First, instead of allowing firms to compete with one another for monopoly rights to manufacture a future COVID-19 vaccine, thereby squandering limited financial and scientific resources to ensure future potential profits, the whole sector could immediately be put to work, collaboratively, in the public interest, both developing and producing the vaccines we need.

As recent history has already definitively shown, vaccine development is a textbook case of a public good that the free market simply cannot efficiently provide — and, when it comes to a coronavirus vaccine in the United States, that failure is already beginning to play out again. As a recent New York Times article noted in regards to a promising vaccine collaboration coming out of the United Kingdom: “The team has not yet reached an agreement with a North American manufacturer, in part because the major pharmaceutical companies there typically demand exclusive worldwide rights before investing in a potential medicine.”

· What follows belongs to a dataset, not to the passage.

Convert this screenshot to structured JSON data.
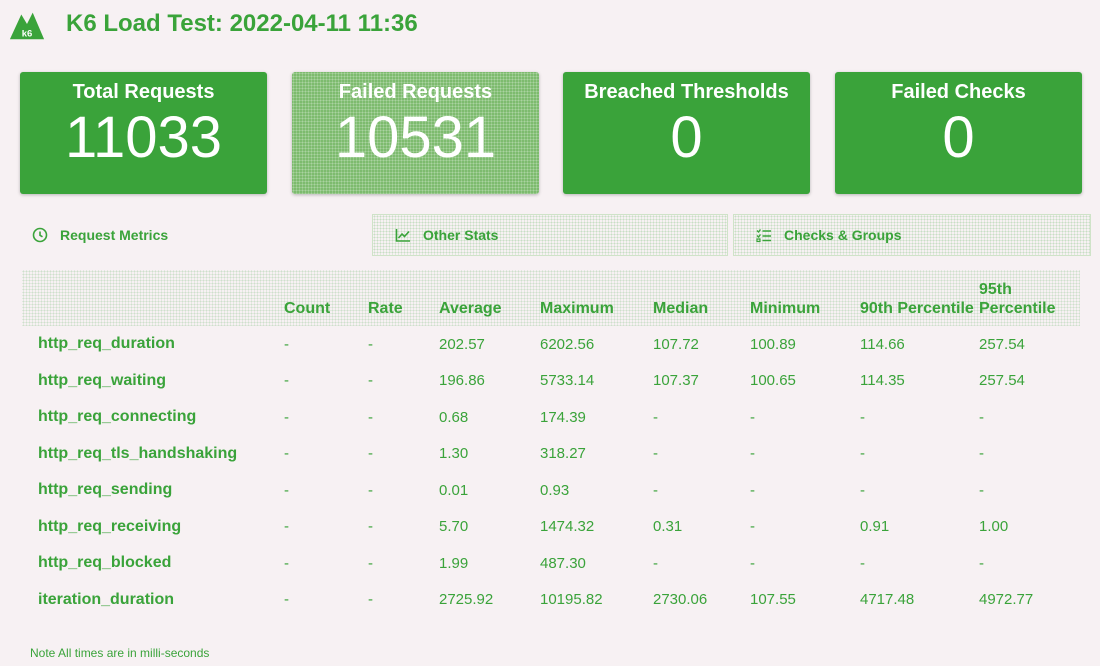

Second, any vaccine developed in the public sector could be licensed through a global pool or developed and marketed without patents altogether, eliminating the monopoly rights pharmaceutical manufacturers enjoy in the United States. Providing one manufacturer exclusive rights to a COVID-19 vaccine could be devastating for millions worldwide, as it would take any one supplier many years to meet demand. In the meantime, entire swaths of the globe would be unable to afford sufficient vaccine supplies from for-profit manufacturers — even if they sold those supplies at cost.

But eliminating monopoly rights would ensure that every vaccine developed with public funds would be available to all at a reasonable cost, ensuring the timely and equitable access necessary for coherent public health interventions — especially with COVID-19, when time is so clearly of the essence.

Finally, rather than waiting to build production facilities from scratch after a proven vaccine is developed, nationalizing vaccine development would allow us to scale up the existing infrastructure of the American vaccine industry by pooling the existing resources of organizations that would not normally cooperate at all. Only nationalization would allow for the sort of high-level coordination required to meet the challenge of a pandemic like COVID-19, leveraging the full capacity of the sector to meet the most pressing public health needs, rather than shareholders’ desires for quick returns.

Taking the few remaining vaccine producers into public ownership could also hasten the transition to a full public option in pharmaceuticals — which we badly need in the long term to ensure public health-oriented innovation and long-term access to medicines in the U.S. and beyond.

But in the short term, it is clear that only a robust, nationalized program of vaccine development and production can meet the challenge of rapidly inoculating our population against a threat like COVID-19.